6.  How do the drugs he was given improve cardiac function?

Case Study –Fibrothorax

Lori was 43 years old when her pulmonary problems started. She got extremely ill and was forced to take a week off of work. During this time her body temperature was 41oC and she experienced severe dyspnea (had to stop for breath after walking for 100 yards). She was coughing and producing large amounts of rust colored sputum. She was diagnosed with lobar pneumonia with pleural empyema. She was treated with antibiotic and the infection was controlled. After she returned to work she was still experiencing moderate dyspnea. To determine the reason for the lingering symptoms she underwent several pulmonary function tests. Blood gas measurements and ventilatory function measurements yielded the following:

 

                                           PaO2                                                           75 mmHg

                                          PaCO2                                                          50 mmHg

                          Residual Volume (RV)                                          2250 ml

                     Forced Vital Capacity (FVC)                                     2680 ml

                Force Expiratory Volume (FEV1)                                2420 ml

It was determined that the pleural exudates had organized into fibrothorax. Her doctor suggested that a decortication surgery might be indicated. She is consulting with her family to decide if she wants to undergo this procedure.
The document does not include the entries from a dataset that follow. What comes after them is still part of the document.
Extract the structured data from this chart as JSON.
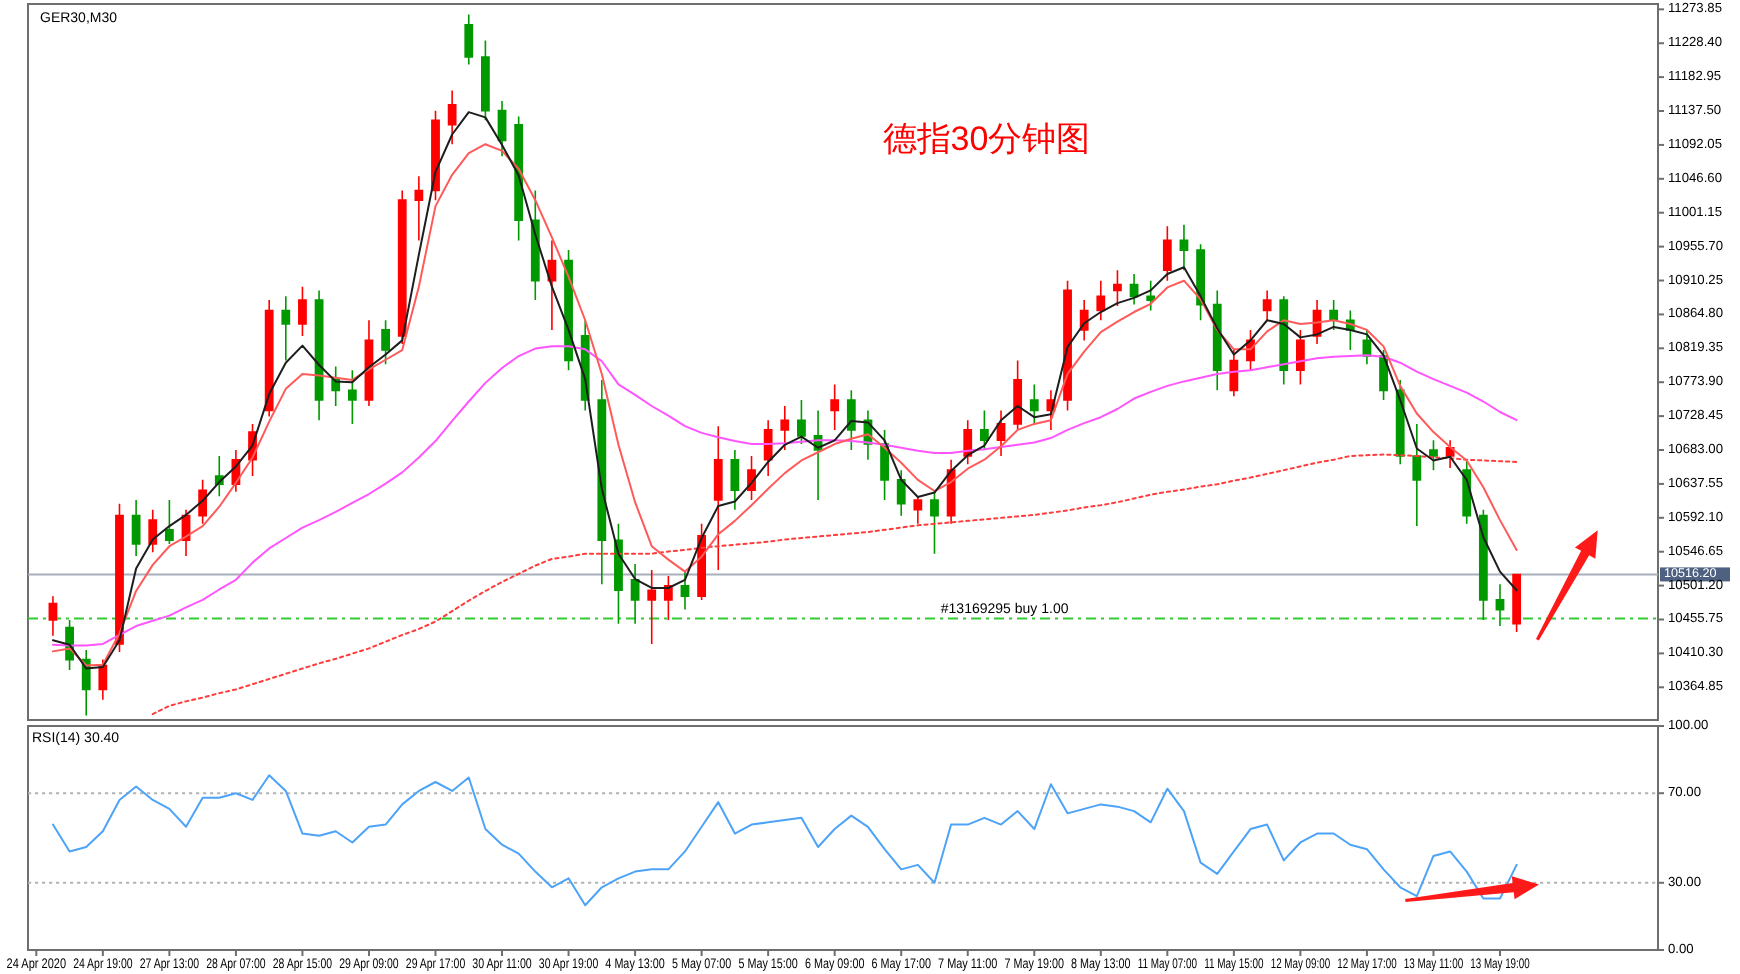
{
  "chart_data": [
    {
      "type": "candlestick",
      "title": "德指30分钟图",
      "subtitle": "GER30,M30",
      "ylim": [
        10321,
        11281
      ],
      "yticks": [
        11273.85,
        {
          "value": 11228.4,
          "label": "11228.40"
        },
        11182.95,
        {
          "value": 11137.5,
          "label": "11137.50"
        },
        11092.05,
        {
          "value": 11046.6,
          "label": "11046.60"
        },
        11001.15,
        {
          "value": 10955.7,
          "label": "10955.70"
        },
        10910.25,
        {
          "value": 10864.8,
          "label": "10864.80"
        },
        10819.35,
        {
          "value": 10773.9,
          "label": "10773.90"
        },
        10728.45,
        {
          "value": 10683,
          "label": "10683.00"
        },
        10637.55,
        {
          "value": 10592.1,
          "label": "10592.10"
        },
        10546.65,
        {
          "value": 10501.2,
          "label": "10501.20"
        },
        10455.75,
        {
          "value": 10410.3,
          "label": "10410.30"
        },
        10364.85
      ],
      "categories": [
        null,
        null,
        null,
        null,
        null,
        null,
        null,
        null,
        null,
        null,
        null,
        null,
        null,
        null,
        null,
        null,
        null,
        null,
        null,
        null,
        null,
        null,
        null,
        null,
        null,
        null,
        null,
        null,
        null,
        null,
        null,
        null,
        null,
        null,
        null,
        null,
        null,
        null,
        null,
        null,
        null,
        null,
        null,
        null,
        null,
        null,
        null,
        null,
        null,
        null,
        null,
        null,
        null,
        null,
        null,
        null,
        null,
        null,
        null,
        null,
        null,
        null,
        null,
        null,
        null,
        null,
        null,
        null,
        null,
        null,
        null,
        null,
        null,
        null,
        null,
        null,
        null,
        null,
        null,
        null,
        null,
        null,
        null,
        null,
        null,
        null,
        null,
        null,
        null,
        null,
        null,
        null,
        null,
        null,
        null,
        null,
        null,
        null
      ],
      "ohlc": [
        null,
        [
          10455,
          10487,
          10434,
          10477
        ],
        [
          10445,
          10455,
          10388,
          10402
        ],
        [
          10402,
          10415,
          10327,
          10362
        ],
        [
          10362,
          10402,
          10348,
          10394
        ],
        [
          10423,
          10611,
          10412,
          10595
        ],
        [
          10595,
          10616,
          10541,
          10557
        ],
        [
          10557,
          10603,
          10546,
          10589
        ],
        [
          10576,
          10616,
          10557,
          10562
        ],
        [
          10562,
          10603,
          10541,
          10595
        ],
        [
          10595,
          10643,
          10584,
          10629
        ],
        [
          10648,
          10675,
          10621,
          10637
        ],
        [
          10637,
          10683,
          10627,
          10670
        ],
        [
          10670,
          10718,
          10648,
          10707
        ],
        [
          10736,
          10884,
          10728,
          10870
        ],
        [
          10870,
          10889,
          10803,
          10852
        ],
        [
          10852,
          10902,
          10836,
          10884
        ],
        [
          10884,
          10897,
          10723,
          10750
        ],
        [
          10777,
          10795,
          10742,
          10763
        ],
        [
          10763,
          10790,
          10718,
          10750
        ],
        [
          10750,
          10857,
          10742,
          10830
        ],
        [
          10844,
          10857,
          10798,
          10817
        ],
        [
          10836,
          11031,
          10825,
          11018
        ],
        [
          11018,
          11050,
          10964,
          11031
        ],
        [
          11031,
          11138,
          11018,
          11125
        ],
        [
          11119,
          11165,
          11093,
          11146
        ],
        [
          11253,
          11267,
          11200,
          11210
        ],
        [
          11210,
          11232,
          11125,
          11138
        ],
        [
          11138,
          11151,
          11077,
          11098
        ],
        [
          11119,
          11130,
          10964,
          10991
        ],
        [
          10991,
          11031,
          10884,
          10910
        ],
        [
          10910,
          10964,
          10844,
          10937
        ],
        [
          10937,
          10951,
          10790,
          10803
        ],
        [
          10836,
          10857,
          10736,
          10750
        ],
        [
          10750,
          10777,
          10503,
          10562
        ],
        [
          10562,
          10584,
          10450,
          10495
        ],
        [
          10509,
          10530,
          10450,
          10482
        ],
        [
          10482,
          10522,
          10423,
          10495
        ],
        [
          10482,
          10514,
          10455,
          10501
        ],
        [
          10501,
          10522,
          10469,
          10487
        ],
        [
          10487,
          10584,
          10482,
          10568
        ],
        [
          10616,
          10715,
          10522,
          10670
        ],
        [
          10670,
          10683,
          10603,
          10629
        ],
        [
          10629,
          10675,
          10616,
          10656
        ],
        [
          10670,
          10723,
          10648,
          10710
        ],
        [
          10710,
          10742,
          10683,
          10723
        ],
        [
          10723,
          10750,
          10691,
          10702
        ],
        [
          10702,
          10736,
          10616,
          10683
        ],
        [
          10736,
          10771,
          10710,
          10750
        ],
        [
          10750,
          10763,
          10683,
          10710
        ],
        [
          10723,
          10736,
          10670,
          10691
        ],
        [
          10691,
          10710,
          10616,
          10643
        ],
        [
          10643,
          10656,
          10595,
          10611
        ],
        [
          10603,
          10621,
          10584,
          10616
        ],
        [
          10616,
          10629,
          10544,
          10595
        ],
        [
          10595,
          10670,
          10584,
          10656
        ],
        [
          10675,
          10723,
          10664,
          10710
        ],
        [
          10710,
          10736,
          10683,
          10696
        ],
        [
          10696,
          10736,
          10675,
          10718
        ],
        [
          10718,
          10803,
          10710,
          10777
        ],
        [
          10750,
          10771,
          10718,
          10736
        ],
        [
          10736,
          10763,
          10710,
          10750
        ],
        [
          10750,
          10910,
          10736,
          10897
        ],
        [
          10844,
          10884,
          10830,
          10870
        ],
        [
          10870,
          10910,
          10857,
          10889
        ],
        [
          10897,
          10924,
          10876,
          10905
        ],
        [
          10905,
          10919,
          10878,
          10889
        ],
        [
          10889,
          10910,
          10870,
          10884
        ],
        [
          10924,
          10983,
          10910,
          10964
        ],
        [
          10964,
          10985,
          10924,
          10951
        ],
        [
          10951,
          10959,
          10857,
          10878
        ],
        [
          10878,
          10897,
          10763,
          10790
        ],
        [
          10763,
          10817,
          10755,
          10803
        ],
        [
          10803,
          10844,
          10790,
          10830
        ],
        [
          10870,
          10897,
          10857,
          10884
        ],
        [
          10884,
          10889,
          10771,
          10790
        ],
        [
          10790,
          10844,
          10771,
          10830
        ],
        [
          10836,
          10884,
          10825,
          10870
        ],
        [
          10870,
          10884,
          10844,
          10857
        ],
        [
          10857,
          10870,
          10817,
          10844
        ],
        [
          10830,
          10844,
          10798,
          10809
        ],
        [
          10809,
          10817,
          10750,
          10763
        ],
        [
          10763,
          10777,
          10664,
          10675
        ],
        [
          10675,
          10718,
          10581,
          10643
        ],
        [
          10683,
          10696,
          10656,
          10675
        ],
        [
          10675,
          10696,
          10659,
          10686
        ],
        [
          10656,
          10670,
          10584,
          10595
        ],
        [
          10595,
          10603,
          10455,
          10482
        ],
        [
          10482,
          10503,
          10447,
          10469
        ],
        [
          10450,
          10517,
          10439,
          10516
        ],
        null,
        null,
        null,
        null,
        null,
        null,
        null,
        null
      ],
      "colors": [
        null,
        "#ff0000",
        "#009900",
        "#009900",
        "#ff0000",
        "#ff0000",
        "#009900",
        "#ff0000",
        "#009900",
        "#ff0000",
        "#ff0000",
        "#009900",
        "#ff0000",
        "#ff0000",
        "#ff0000",
        "#009900",
        "#ff0000",
        "#009900",
        "#009900",
        "#009900",
        "#ff0000",
        "#009900",
        "#ff0000",
        "#ff0000",
        "#ff0000",
        "#ff0000",
        "#009900",
        "#009900",
        "#009900",
        "#009900",
        "#009900",
        "#ff0000",
        "#009900",
        "#009900",
        "#009900",
        "#009900",
        "#009900",
        "#ff0000",
        "#ff0000",
        "#009900",
        "#ff0000",
        "#ff0000",
        "#009900",
        "#ff0000",
        "#ff0000",
        "#ff0000",
        "#009900",
        "#009900",
        "#ff0000",
        "#009900",
        "#009900",
        "#009900",
        "#009900",
        "#ff0000",
        "#009900",
        "#ff0000",
        "#ff0000",
        "#009900",
        "#ff0000",
        "#ff0000",
        "#009900",
        "#ff0000",
        "#ff0000",
        "#ff0000",
        "#ff0000",
        "#ff0000",
        "#009900",
        "#009900",
        "#ff0000",
        "#009900",
        "#009900",
        "#009900",
        "#ff0000",
        "#ff0000",
        "#ff0000",
        "#009900",
        "#ff0000",
        "#ff0000",
        "#009900",
        "#009900",
        "#009900",
        "#009900",
        "#009900",
        "#009900",
        "#009900",
        "#ff0000",
        "#009900",
        "#009900",
        "#009900",
        "#ff0000",
        null,
        null,
        null,
        null,
        null,
        null,
        null,
        null
      ],
      "series": [
        {
          "type": "line",
          "color": "#ff3c3c",
          "line_style": "dotted",
          "values": [
            null,
            null,
            null,
            null,
            null,
            null,
            null,
            10329,
            10340,
            10346,
            10351,
            10357,
            10362,
            10369,
            10376,
            10383,
            10390,
            10397,
            10403,
            10410,
            10417,
            10426,
            10435,
            10443,
            10453,
            10467,
            10481,
            10494,
            10506,
            10517,
            10528,
            10537,
            10540,
            10544,
            10544,
            10544,
            10544,
            10544,
            10547,
            10549,
            10552,
            10554,
            10556,
            10558,
            10560,
            10563,
            10565,
            10567,
            10569,
            10571,
            10573,
            10576,
            10579,
            10582,
            10584,
            10586,
            10588,
            10590,
            10592,
            10594,
            10596,
            10599,
            10602,
            10606,
            10609,
            10613,
            10618,
            10623,
            10627,
            10630,
            10634,
            10637,
            10642,
            10646,
            10651,
            10656,
            10661,
            10666,
            10670,
            10675,
            10676,
            10677,
            10676,
            10675,
            10673,
            10672,
            10670,
            10669,
            10668,
            10667,
            null,
            null,
            null,
            null,
            null,
            null,
            null,
            null
          ]
        },
        {
          "type": "line",
          "color": "#ff55ff",
          "values": [
            null,
            10422,
            10421,
            10421,
            10423,
            10435,
            10447,
            10454,
            10461,
            10472,
            10482,
            10496,
            10509,
            10532,
            10551,
            10565,
            10579,
            10589,
            10600,
            10612,
            10624,
            10638,
            10653,
            10673,
            10695,
            10722,
            10748,
            10773,
            10793,
            10809,
            10819,
            10822,
            10822,
            10818,
            10802,
            10771,
            10757,
            10742,
            10729,
            10715,
            10706,
            10700,
            10695,
            10691,
            10691,
            10692,
            10694,
            10696,
            10696,
            10695,
            10693,
            10690,
            10686,
            10682,
            10679,
            10679,
            10682,
            10684,
            10687,
            10690,
            10693,
            10699,
            10710,
            10719,
            10727,
            10738,
            10752,
            10761,
            10769,
            10775,
            10780,
            10785,
            10788,
            10790,
            10794,
            10798,
            10802,
            10806,
            10808,
            10809,
            10810,
            10808,
            10800,
            10788,
            10778,
            10769,
            10760,
            10748,
            10734,
            10723,
            null,
            null,
            null,
            null,
            null,
            null,
            null,
            null
          ]
        },
        {
          "type": "line",
          "color": "#ff5a5a",
          "values": [
            null,
            10413,
            10417,
            10394,
            10395,
            10437,
            10494,
            10529,
            10554,
            10567,
            10581,
            10607,
            10639,
            10673,
            10721,
            10765,
            10785,
            10783,
            10780,
            10777,
            10791,
            10804,
            10817,
            10902,
            11010,
            11052,
            11081,
            11093,
            11084,
            11060,
            11018,
            10968,
            10915,
            10857,
            10785,
            10690,
            10613,
            10554,
            10536,
            10520,
            10540,
            10570,
            10588,
            10609,
            10631,
            10652,
            10669,
            10680,
            10691,
            10698,
            10704,
            10686,
            10666,
            10643,
            10628,
            10640,
            10658,
            10670,
            10688,
            10710,
            10718,
            10723,
            10785,
            10815,
            10841,
            10855,
            10868,
            10879,
            10901,
            10910,
            10885,
            10844,
            10818,
            10818,
            10842,
            10857,
            10852,
            10854,
            10857,
            10852,
            10844,
            10822,
            10769,
            10732,
            10707,
            10687,
            10669,
            10633,
            10589,
            10549,
            null,
            null,
            null,
            null,
            null,
            null,
            null,
            null
          ]
        },
        {
          "type": "line",
          "color": "#1e1e1e",
          "values": [
            null,
            10428,
            10422,
            10390,
            10392,
            10428,
            10524,
            10563,
            10581,
            10596,
            10615,
            10640,
            10661,
            10689,
            10758,
            10800,
            10823,
            10797,
            10775,
            10774,
            10794,
            10811,
            10830,
            10945,
            11056,
            11106,
            11136,
            11129,
            11092,
            11051,
            10972,
            10902,
            10844,
            10778,
            10631,
            10544,
            10510,
            10498,
            10498,
            10509,
            10565,
            10608,
            10614,
            10639,
            10667,
            10690,
            10701,
            10686,
            10696,
            10722,
            10720,
            10696,
            10643,
            10620,
            10626,
            10655,
            10676,
            10689,
            10723,
            10742,
            10727,
            10731,
            10821,
            10853,
            10868,
            10880,
            10887,
            10897,
            10919,
            10928,
            10889,
            10846,
            10811,
            10830,
            10857,
            10852,
            10834,
            10838,
            10848,
            10844,
            10838,
            10810,
            10750,
            10685,
            10669,
            10674,
            10643,
            10566,
            10520,
            10495,
            null,
            null,
            null,
            null,
            null,
            null,
            null,
            null
          ]
        }
      ],
      "ref_lines": [
        {
          "axis": "y",
          "value": 10516.2,
          "label": "10516.20",
          "color": "#a8b0bc",
          "line_style": "solid"
        },
        {
          "axis": "y",
          "value": 10457,
          "label": "#13169295 buy 1.00",
          "color": "#33cc33",
          "line_style": "dashed"
        }
      ]
    },
    {
      "type": "line",
      "title": "RSI(14) 30.40",
      "ylim": [
        0,
        100
      ],
      "yticks": [
        {
          "value": 0,
          "label": "0.00"
        },
        {
          "value": 30,
          "label": "30.00"
        },
        {
          "value": 70,
          "label": "70.00"
        },
        {
          "value": 100,
          "label": "100.00"
        }
      ],
      "categories": [
        "24 Apr 2020",
        null,
        null,
        null,
        "24 Apr 19:00",
        null,
        null,
        null,
        "27 Apr 13:00",
        null,
        null,
        null,
        "28 Apr 07:00",
        null,
        null,
        null,
        "28 Apr 15:00",
        null,
        null,
        null,
        "29 Apr 09:00",
        null,
        null,
        null,
        "29 Apr 17:00",
        null,
        null,
        null,
        "30 Apr 11:00",
        null,
        null,
        null,
        "30 Apr 19:00",
        null,
        null,
        null,
        "4 May 13:00",
        null,
        null,
        null,
        "5 May 07:00",
        null,
        null,
        null,
        "5 May 15:00",
        null,
        null,
        null,
        "6 May 09:00",
        null,
        null,
        null,
        "6 May 17:00",
        null,
        null,
        null,
        "7 May 11:00",
        null,
        null,
        null,
        "7 May 19:00",
        null,
        null,
        null,
        "8 May 13:00",
        null,
        null,
        null,
        "11 May 07:00",
        null,
        null,
        null,
        "11 May 15:00",
        null,
        null,
        null,
        "12 May 09:00",
        null,
        null,
        null,
        "12 May 17:00",
        null,
        null,
        null,
        "13 May 11:00",
        null,
        null,
        null,
        "13 May 19:00",
        null,
        null,
        null,
        null,
        null,
        null,
        null,
        null,
        null
      ],
      "ref_lines": [
        {
          "axis": "y",
          "value": 70,
          "color": "#b4b4b4",
          "line_style": "dotted"
        },
        {
          "axis": "y",
          "value": 30,
          "color": "#b4b4b4",
          "line_style": "dotted"
        }
      ],
      "series": [
        {
          "color": "#4da3f7",
          "values": [
            null,
            56,
            44,
            46,
            53,
            67,
            73,
            67,
            63,
            55,
            68,
            68,
            70,
            67,
            78,
            71,
            52,
            51,
            53,
            48,
            55,
            56,
            65,
            71,
            75,
            71,
            77,
            54,
            47,
            43,
            35,
            28,
            32,
            20,
            28,
            32,
            35,
            36,
            36,
            44,
            55,
            66,
            52,
            56,
            57,
            58,
            59,
            46,
            54,
            60,
            55,
            45,
            36,
            38,
            30,
            56,
            56,
            59,
            56,
            62,
            54,
            74,
            61,
            63,
            65,
            64,
            62,
            57,
            72,
            62,
            39,
            34,
            44,
            54,
            56,
            40,
            48,
            52,
            52,
            47,
            45,
            36,
            28,
            24,
            42,
            44,
            35,
            23,
            23,
            38,
            null,
            null,
            null,
            null,
            null,
            null,
            null,
            null
          ]
        }
      ]
    }
  ]
}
1.  What is dyspnea? Why is Lori experiencing this symptom?

2.  What is lobar pneumonia? How does it compare to lobular or interstitial pneumonia?

3.  What is pleural empyema? How does it relate to the infection she suffered from?

4.  Do these blood gas results tell you anything about Loris pulmonary function?

5.  Do these ventilatory function measurements tell you anything about her disease? Is she suffering from a restrictive or an obstructive disorder?

6.  Do you think she should have the surgery? Why?

 

Case Study – Venous Insufficiency

Marvin, a 42 year old factory worker, comes to his physician complaining of an open sore on his left shin that does not seem to be healing. As the doctor unwrapped the bandage the patient had applied, a strong odor was detected. She identified the wound as an infected venous stasis ulcer. She noticed that the lower leg was edematous and the skin of the foot and ankle was somewhat discolored. Portions of the saphenous vein were visibly distended and tortuous. An oral history revealed that the patient stood at a workbench all day on the job. She explained to the patient that his varicose veins were caused by valvular incompetence in his veins. This had progressed to the chronic venous insufficiency he was now suffering from.

       After the infection was controlled with antibiotics, the patient was advised to wear elastic stockings, sit down at work whenever possible and to perform toe raises every 5 minutes if he did have to stand up for extended periods.

1.  What is the likely cause of the patient’s valvular incompetence?

2.  Why does valvular incompetence lead to varicose veins and chronic venous insufficiency?

3.  Why does venous insufficiency result in edema and venous stasis ulcer formation?

4.  What is the likely reason that the ulcer became infected?

5.  What is the rationale for the advice about stockings, seated posture and leg raises?